I learned a valuable lesson that day: never depend on technology for my lesson.

And I've learned to ask this most important question: Can I still teach my lesson if my technology fails?

It's not to say that I don't use technology in the classroom. I use technology to type my lessons, but I always print them out to have them with me, and I simply prefer to teach from paper than from a computer screen. Yes, I will use PowerPoint (technically I now use Keynote), but I never let presentation software drive my lesson. It is a tool to aid my discussion; it is not the basis for the discussion itself.

Over the years I have experimented with placing my lessons on a PalmPilot or teaching from the notes view in PowerPoint, but I've never stuck with these methods beyond trying them for curiosity's sake because they don't meet the qualification of my question in bold above. The visuals that presentation software allows me to use are fantastic, and I take advantage of it. However, I never let it become the focus of what I'm doing. I can teach with my notes and the ability to engage my students in discussion and create a better learning atmosphere than a PowerPoint-based lesson any day.

Since the dawn of the computer in the classroom, I've seen professors waste valuable class time because they couldn't get their laptops to "talk" with the projector. I've known of professors to cancel class altogether simply because a projector bulb was out. It's absolutely shameful to the profession to waste the students' time like that. But if everything is dependent upon the technology, what else can they do?

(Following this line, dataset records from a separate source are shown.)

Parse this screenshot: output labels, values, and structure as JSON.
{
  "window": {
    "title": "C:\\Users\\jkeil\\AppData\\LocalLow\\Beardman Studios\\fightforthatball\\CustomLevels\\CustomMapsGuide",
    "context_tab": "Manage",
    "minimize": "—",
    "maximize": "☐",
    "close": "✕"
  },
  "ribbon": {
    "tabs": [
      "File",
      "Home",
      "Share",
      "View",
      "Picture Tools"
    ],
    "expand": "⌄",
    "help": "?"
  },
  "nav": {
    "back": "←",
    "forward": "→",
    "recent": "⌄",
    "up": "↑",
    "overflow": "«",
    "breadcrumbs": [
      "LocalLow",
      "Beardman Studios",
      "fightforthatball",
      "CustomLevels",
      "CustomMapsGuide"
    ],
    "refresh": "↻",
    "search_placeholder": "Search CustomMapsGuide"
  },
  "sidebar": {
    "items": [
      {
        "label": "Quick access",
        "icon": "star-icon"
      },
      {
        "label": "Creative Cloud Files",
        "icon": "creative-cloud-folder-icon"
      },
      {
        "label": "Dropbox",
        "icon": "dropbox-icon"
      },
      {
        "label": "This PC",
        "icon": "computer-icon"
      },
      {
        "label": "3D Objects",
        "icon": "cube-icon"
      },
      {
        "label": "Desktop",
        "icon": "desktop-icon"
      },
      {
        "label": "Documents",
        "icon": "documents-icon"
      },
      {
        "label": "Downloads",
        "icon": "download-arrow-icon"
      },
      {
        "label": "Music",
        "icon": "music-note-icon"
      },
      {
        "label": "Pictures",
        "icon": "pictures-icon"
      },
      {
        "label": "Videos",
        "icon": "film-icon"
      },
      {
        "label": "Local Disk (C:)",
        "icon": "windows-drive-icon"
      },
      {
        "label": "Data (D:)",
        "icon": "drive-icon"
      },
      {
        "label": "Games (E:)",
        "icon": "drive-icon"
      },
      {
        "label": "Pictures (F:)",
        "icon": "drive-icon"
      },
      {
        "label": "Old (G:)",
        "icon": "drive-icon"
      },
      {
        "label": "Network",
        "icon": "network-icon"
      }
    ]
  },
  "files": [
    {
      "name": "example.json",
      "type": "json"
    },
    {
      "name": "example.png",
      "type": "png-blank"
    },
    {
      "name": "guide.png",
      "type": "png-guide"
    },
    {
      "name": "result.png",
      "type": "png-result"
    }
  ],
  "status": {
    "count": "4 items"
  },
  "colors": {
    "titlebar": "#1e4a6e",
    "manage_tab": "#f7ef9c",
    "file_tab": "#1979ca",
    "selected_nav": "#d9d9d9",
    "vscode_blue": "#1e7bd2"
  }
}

I've walked out of the house with my PowerBook on my shoulder only to have the strap break and have the computer come crashing to the ground. I had the same iBook in for repairs twice because of that in 2001. If I had all my notes exclusively on that computer, I would have been in a real mess. Laptops can break, Palm screens can crack, and projector bulbs can go out. But can I still teach if my technology fails?

The problem with computers is they offer to do everything for us. Yet, when they decide not to work, it leaves us without the ability to go back and do things the way we used to.

I don't necessarily have to have a full podium like Groothuis. A tabletop lectern is fine, and I even simply use a music stand when I teach Sunday School these days. In the regular classroom, I have my PowerBook handy, but it's down on the table--it's not the center of what I'm doing.

And if the technology fails, this teacher can still teach just fine.